Second, data sharing has the potential to advance STS methodology and data curation practices. This includes improvement of measurement and data collection methods to ensure reuse and replicability, protection against faulty data, and archiving and making sustainable STS data rather than allowing them to decay and disappear at the end of a research project or professional career.

Third, data sharing has the potential to provide professional development opportunities. This includes new research training opportunities for advanced techniques for data sharing, synthesis, and reuse, and facilitating scholars’ abilities to meet granting requirements. New training programs may also help establish a cultural shift in STS whereby datasets, data preparation, and data sharing come to be valued as important scholarly products worthy of professional recognition.

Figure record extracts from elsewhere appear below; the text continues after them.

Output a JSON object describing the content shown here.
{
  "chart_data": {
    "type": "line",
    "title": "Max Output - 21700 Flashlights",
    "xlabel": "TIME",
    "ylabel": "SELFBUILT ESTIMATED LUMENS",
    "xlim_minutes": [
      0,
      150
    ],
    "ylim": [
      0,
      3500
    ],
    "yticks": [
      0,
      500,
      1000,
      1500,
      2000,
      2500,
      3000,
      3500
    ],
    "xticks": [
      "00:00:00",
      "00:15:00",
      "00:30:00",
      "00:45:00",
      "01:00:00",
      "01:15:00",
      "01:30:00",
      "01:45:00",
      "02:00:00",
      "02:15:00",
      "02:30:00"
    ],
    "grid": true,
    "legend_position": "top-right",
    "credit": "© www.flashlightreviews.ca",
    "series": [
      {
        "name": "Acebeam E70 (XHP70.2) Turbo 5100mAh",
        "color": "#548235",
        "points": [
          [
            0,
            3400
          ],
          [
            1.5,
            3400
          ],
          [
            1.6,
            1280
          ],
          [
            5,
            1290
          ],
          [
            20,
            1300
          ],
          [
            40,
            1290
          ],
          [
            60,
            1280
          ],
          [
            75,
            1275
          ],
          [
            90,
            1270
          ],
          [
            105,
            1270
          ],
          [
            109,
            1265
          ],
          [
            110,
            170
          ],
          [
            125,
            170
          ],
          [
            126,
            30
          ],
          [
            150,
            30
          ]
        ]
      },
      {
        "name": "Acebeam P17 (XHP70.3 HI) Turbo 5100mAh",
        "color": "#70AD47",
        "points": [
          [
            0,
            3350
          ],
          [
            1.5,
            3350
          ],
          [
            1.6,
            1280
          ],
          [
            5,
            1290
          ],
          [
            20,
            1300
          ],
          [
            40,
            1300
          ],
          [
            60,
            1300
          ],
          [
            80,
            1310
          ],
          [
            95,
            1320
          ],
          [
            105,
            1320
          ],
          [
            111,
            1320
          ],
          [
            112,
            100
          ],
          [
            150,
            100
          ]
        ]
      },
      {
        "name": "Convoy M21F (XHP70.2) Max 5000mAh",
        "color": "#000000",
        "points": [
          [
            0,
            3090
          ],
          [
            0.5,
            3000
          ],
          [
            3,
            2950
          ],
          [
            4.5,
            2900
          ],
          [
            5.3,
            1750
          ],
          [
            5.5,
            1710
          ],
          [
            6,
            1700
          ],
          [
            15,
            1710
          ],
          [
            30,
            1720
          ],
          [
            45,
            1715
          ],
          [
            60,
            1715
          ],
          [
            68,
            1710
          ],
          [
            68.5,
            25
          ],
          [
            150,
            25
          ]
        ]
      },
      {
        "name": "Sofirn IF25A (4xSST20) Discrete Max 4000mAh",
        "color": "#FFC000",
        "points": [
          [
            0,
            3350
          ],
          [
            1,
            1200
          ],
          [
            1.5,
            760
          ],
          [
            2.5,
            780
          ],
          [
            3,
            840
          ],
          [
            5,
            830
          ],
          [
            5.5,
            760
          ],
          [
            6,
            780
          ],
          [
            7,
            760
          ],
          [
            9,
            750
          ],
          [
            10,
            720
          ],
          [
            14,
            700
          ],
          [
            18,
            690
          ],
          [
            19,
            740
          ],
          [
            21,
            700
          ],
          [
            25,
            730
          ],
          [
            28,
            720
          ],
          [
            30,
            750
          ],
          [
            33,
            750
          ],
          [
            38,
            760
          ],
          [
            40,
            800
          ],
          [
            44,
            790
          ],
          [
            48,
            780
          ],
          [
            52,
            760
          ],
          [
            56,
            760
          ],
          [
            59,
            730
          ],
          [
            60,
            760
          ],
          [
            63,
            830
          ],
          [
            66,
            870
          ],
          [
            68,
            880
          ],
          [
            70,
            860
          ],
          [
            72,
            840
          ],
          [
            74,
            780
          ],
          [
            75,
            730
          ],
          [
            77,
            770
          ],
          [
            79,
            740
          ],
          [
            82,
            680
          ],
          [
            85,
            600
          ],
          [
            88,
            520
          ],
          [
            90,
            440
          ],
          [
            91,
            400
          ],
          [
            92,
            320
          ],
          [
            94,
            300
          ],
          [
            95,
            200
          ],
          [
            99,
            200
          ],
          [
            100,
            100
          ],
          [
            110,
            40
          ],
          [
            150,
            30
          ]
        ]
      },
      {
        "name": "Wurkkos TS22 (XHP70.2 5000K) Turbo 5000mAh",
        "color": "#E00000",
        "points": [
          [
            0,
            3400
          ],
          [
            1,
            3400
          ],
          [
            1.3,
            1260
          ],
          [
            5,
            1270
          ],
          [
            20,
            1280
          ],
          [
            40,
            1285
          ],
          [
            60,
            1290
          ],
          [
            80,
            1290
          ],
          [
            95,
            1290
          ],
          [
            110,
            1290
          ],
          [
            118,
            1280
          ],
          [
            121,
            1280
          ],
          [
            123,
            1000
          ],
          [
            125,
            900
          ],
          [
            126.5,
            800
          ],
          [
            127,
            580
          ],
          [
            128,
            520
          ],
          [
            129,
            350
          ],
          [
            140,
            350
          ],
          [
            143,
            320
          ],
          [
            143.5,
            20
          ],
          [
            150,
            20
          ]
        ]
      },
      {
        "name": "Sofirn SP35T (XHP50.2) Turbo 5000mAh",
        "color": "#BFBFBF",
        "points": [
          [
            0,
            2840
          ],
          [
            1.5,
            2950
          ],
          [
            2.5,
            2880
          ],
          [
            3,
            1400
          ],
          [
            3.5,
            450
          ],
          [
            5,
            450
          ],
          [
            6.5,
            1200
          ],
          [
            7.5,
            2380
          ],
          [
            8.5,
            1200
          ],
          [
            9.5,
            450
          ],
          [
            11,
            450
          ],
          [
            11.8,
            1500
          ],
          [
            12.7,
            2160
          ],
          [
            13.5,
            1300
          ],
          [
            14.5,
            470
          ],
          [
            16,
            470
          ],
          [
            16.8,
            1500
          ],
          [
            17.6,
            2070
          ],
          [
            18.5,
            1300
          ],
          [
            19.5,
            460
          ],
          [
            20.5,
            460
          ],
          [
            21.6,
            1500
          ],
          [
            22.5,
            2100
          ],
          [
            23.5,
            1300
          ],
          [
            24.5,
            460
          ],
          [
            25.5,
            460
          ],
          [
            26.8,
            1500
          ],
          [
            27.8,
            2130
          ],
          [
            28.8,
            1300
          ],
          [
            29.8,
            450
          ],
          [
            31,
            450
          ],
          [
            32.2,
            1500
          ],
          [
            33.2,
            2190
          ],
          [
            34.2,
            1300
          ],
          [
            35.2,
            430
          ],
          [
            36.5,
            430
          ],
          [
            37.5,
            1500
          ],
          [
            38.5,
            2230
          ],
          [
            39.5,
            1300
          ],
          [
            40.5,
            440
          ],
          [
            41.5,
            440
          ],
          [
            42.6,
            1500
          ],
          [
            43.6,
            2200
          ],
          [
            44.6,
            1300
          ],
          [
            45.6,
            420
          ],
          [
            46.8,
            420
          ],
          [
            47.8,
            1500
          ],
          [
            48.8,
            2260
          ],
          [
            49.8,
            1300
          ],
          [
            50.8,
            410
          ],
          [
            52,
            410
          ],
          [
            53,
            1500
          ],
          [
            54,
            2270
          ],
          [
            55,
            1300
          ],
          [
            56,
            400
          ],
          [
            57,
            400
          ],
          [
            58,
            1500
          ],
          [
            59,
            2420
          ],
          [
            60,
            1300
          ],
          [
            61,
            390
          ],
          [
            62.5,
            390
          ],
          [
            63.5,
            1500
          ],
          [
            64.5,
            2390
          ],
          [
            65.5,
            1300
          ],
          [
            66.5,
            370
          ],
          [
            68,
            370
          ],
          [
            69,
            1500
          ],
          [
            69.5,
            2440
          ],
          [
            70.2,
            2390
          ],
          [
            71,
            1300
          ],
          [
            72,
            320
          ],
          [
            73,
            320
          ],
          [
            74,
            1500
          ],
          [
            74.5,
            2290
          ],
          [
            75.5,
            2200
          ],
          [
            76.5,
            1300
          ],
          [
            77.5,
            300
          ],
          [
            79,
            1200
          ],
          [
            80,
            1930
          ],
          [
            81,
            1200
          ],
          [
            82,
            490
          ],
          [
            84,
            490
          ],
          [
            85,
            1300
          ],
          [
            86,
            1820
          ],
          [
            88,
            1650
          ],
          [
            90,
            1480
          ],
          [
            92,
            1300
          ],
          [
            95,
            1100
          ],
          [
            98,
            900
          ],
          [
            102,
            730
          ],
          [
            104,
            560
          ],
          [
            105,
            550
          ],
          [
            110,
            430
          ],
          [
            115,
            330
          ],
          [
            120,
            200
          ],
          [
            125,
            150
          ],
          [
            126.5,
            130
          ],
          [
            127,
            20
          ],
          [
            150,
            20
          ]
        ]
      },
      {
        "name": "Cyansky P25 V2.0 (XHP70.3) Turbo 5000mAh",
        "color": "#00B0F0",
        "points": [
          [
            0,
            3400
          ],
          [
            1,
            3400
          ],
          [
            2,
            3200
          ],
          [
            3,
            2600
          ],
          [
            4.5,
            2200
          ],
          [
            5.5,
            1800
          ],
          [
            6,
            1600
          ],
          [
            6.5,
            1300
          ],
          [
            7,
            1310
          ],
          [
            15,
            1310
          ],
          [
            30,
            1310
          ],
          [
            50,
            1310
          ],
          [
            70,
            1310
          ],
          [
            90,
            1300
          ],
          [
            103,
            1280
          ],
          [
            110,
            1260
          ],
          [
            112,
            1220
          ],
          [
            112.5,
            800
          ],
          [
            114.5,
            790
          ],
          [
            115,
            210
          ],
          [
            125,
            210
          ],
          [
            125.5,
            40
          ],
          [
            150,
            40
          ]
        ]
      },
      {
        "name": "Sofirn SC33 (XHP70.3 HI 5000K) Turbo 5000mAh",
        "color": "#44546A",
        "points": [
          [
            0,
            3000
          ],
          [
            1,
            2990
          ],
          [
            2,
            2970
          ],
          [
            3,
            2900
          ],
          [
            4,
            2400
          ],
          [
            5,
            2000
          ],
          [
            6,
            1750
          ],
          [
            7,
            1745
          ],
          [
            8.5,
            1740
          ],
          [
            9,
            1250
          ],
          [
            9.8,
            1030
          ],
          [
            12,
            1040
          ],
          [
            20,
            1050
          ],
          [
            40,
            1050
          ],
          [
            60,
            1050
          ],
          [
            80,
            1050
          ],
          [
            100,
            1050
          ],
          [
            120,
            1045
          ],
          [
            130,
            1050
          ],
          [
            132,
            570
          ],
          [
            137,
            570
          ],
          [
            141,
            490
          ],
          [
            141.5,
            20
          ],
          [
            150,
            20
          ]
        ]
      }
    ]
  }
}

Fourth, data sharing has the potential to make STS research more engaged, democratic, and practically relevant by making data and research findings available to scholars and citizens without access to funding and research materials.

 

We also discussed ways in which this cultural shift towards sharing can be stimulated, recognizing the value of data sharing while also safeguarding the diversity of data produced in different fields and specialties, and via different research methods. Most importantly, it seems necessary that different forms of data can have different levels of openness or access, with some data not being suited for actual sharing due to ethical considerations and anonymity. Moreover, and to promote a culture of data sharing within STS, the topic should become part of the agenda of workshops and projects in STS, as well as the training of (young) scholars. In this context, the development and sharing of example data management plans might also be helpful. In order to enable sharing efforts, alliances with publishers, libraries, archives, and museums can be useful to share expertise about data curation and management.

Last but not least, the topic of data sharing within STS is deeply embedded in existing discussions about open data that are taking place in our EASST community, and it is also quite visible in the 4S/EASST Barcelona programme. Tracks on ‘The Lives and Deaths of Data’, ‘Open science in practice’ and ‘Critical data studies’ will certainly be showing various ways in which we are already engaging with this topic, and can perhaps also provide opportunities to discuss these topics in relation to our own work and interests.